Quando as determinações previstas neste Projeto de Lei não forem
observadas, o banco de dados, a fonte e o consulente respondem solidariamente
por possíveis danos causados ao cadastrado. Esse importante princípio
estabelecido no Código de Defesa do Consumidor foi estendido ao presente
Projeto, de forma a permitir que o cadastrado possa acionar judicialmente
qualquer membro da cadeia de coleta e disseminação de informações quando se
sentir lesado material ou moralmente (art. 24). Mas, para fins de ação de
regresso e na resolução de controvérsias, o parágrafo único estabelece as
responsabilidades de cada um dos agentes dessa cadeia, a fim de minimizar
disputas judiciais. Sendo assim, a fonte de informação, que é o ente que
alimenta o sistema com informações, deve ser responsável pela veracidade dos
dados veiculados. A responsabilidade do banco de dados inicia a partir do
momento em que a fonte lhe informou o fato novo observado sobre o consumidor.
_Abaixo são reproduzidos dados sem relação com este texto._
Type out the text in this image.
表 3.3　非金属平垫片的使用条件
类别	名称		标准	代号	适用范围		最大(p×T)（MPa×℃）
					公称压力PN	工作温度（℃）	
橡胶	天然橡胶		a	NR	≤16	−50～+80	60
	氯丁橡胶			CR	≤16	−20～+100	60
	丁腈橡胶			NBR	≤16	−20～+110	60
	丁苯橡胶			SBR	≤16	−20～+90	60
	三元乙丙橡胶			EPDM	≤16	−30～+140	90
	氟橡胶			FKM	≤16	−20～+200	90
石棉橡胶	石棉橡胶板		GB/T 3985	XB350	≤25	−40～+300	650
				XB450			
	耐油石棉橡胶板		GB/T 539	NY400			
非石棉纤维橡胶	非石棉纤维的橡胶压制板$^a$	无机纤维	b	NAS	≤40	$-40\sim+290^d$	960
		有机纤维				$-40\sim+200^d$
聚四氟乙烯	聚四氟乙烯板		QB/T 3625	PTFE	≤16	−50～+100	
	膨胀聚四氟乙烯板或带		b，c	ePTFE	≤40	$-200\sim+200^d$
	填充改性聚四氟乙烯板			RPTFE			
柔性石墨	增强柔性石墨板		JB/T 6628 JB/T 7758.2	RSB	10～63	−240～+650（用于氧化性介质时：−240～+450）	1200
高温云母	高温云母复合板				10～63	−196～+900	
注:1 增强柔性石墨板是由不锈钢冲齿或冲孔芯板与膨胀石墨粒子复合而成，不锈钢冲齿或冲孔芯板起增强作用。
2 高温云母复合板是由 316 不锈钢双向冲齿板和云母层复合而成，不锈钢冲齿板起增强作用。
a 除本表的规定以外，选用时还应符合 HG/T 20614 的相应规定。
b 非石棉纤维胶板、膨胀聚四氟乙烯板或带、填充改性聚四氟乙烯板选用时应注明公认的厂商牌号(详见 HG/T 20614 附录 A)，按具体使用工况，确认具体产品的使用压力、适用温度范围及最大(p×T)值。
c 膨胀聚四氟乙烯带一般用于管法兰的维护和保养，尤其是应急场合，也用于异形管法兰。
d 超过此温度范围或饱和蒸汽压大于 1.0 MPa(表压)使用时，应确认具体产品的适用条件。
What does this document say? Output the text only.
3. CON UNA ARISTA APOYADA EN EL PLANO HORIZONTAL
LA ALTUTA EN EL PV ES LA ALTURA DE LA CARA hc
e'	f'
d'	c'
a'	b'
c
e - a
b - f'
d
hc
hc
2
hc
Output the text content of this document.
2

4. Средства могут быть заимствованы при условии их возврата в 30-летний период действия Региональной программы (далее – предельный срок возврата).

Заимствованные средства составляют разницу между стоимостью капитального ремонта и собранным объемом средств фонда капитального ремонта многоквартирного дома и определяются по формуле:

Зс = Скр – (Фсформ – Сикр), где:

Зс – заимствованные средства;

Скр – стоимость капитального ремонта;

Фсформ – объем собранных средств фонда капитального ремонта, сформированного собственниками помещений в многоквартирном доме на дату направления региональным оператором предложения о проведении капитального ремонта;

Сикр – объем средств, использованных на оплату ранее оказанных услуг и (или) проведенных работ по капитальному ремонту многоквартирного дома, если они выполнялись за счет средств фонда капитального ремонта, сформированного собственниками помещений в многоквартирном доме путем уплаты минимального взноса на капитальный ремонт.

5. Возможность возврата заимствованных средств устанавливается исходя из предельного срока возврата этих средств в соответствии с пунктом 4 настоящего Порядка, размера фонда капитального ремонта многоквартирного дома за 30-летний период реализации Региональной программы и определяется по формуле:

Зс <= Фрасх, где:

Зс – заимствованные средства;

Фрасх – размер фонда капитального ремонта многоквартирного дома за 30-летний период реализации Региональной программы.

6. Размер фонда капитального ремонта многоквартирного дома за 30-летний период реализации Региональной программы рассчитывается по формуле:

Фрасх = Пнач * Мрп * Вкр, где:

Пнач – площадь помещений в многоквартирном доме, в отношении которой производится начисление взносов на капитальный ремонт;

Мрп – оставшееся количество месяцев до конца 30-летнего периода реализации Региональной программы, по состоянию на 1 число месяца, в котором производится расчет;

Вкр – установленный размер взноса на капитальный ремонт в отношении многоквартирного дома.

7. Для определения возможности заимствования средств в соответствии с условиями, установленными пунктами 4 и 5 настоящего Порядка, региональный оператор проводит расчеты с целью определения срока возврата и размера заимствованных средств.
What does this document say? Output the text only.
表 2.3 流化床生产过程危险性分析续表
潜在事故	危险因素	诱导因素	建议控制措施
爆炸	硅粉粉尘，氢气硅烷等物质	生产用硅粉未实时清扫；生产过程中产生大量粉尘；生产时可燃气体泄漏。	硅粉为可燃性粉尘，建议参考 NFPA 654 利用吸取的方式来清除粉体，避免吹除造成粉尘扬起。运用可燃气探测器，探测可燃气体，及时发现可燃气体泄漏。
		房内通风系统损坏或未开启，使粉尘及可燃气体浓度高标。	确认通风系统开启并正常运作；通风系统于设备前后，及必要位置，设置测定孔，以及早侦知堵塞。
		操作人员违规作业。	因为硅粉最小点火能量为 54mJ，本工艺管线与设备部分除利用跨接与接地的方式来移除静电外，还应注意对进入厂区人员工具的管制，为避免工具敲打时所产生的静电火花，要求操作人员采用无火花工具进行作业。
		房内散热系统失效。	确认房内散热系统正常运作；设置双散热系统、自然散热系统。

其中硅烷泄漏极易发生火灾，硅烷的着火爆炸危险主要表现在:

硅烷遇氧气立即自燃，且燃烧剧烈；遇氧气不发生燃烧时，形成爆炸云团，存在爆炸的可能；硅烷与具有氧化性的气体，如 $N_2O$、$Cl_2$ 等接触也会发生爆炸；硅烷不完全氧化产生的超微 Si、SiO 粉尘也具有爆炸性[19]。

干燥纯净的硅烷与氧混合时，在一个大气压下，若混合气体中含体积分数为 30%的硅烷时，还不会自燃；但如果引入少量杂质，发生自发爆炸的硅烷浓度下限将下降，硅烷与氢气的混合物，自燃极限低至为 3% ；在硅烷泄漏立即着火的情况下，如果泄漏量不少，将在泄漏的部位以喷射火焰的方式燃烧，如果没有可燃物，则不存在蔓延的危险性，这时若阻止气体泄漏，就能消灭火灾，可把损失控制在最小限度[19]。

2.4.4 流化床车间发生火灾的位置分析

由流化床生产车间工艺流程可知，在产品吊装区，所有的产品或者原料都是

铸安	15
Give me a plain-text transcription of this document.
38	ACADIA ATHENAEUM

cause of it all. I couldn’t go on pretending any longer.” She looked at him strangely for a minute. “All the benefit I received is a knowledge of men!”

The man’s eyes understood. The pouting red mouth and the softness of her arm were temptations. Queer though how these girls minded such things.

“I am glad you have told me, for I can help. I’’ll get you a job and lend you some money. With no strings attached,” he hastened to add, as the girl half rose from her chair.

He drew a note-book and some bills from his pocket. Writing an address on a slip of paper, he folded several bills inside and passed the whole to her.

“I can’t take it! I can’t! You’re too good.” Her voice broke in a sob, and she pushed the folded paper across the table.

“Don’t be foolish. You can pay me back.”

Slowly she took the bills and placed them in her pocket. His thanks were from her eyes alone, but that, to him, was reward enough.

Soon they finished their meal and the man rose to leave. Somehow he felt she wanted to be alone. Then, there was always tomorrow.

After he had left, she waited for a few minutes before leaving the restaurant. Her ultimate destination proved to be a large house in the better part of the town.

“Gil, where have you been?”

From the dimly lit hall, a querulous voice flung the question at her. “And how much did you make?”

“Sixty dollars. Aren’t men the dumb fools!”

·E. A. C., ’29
Ele deve, portanto, responder pela integridade da informação, zelando pelo
manejo e controle de seus sistemas, tomando o cuidado necessário para evitar
vazamentos. Já do consulente, que é o cliente que adquire relatórios de histórico
creditício sobre o cadastrado, exige-se a confidencialidade sobre as informações
recebidas, de modo que as mesmas não sejam difundidas indevidamente para
terceiros. A definição normativa dessas atribuições constitui um passo
fundamental para a fiscalização e a coerção de abusos em relação ao
cadastrado, além de dirimir diversos questionamentos judiciais sobre o assunto
e facilitar a responsabilização por erros e danos.
26.
A inobservância dos preceitos expressos no Projeto sujeita os infratores
às penalidades previstas no Código de Defesa do Consumidor quando houver relação
de consumo entre as partes. Nesse caso, a competência pela fiscalização e
acompanhamento desse setor será realizada pelos órgãos de defesa e proteção
ao consumidor (art. 25).
27.
Por fim, devido à sua natureza peculiar de cumprir uma função regulatória
ou administrativa, os bancos de dados instituídos ou mantidos por pessoas jurídicas
de direito público interno ficam fora do alcance do presente Projeto (art.1º,
parágrafo único). E para permitir que o mercado se adapte às novas regras,
prevê-se que a futura Lei entre em vigor noventa dias após a sua publicação
(art. 26).
28.
Com este conjunto de medidas, espera-se dotar o país de um arcabouço
legal que incentive a troca de informações pertinentes ao crédito e a transações
comerciais, reduzindo o problema da assimetria de informações, proporcionando
uma redução das taxas de juros cobradas em empréstimos e a ampliação das
relações comerciais, favorecendo principalmente os indivíduos e as empresas
que apresentem um bom histórico de crédito.
29.
Esses são os motivos, Senhor Presidente, pelos quais tenho a honra de
submeter à elevada consideração de Vossa Excelência o anexo Projeto de Lei.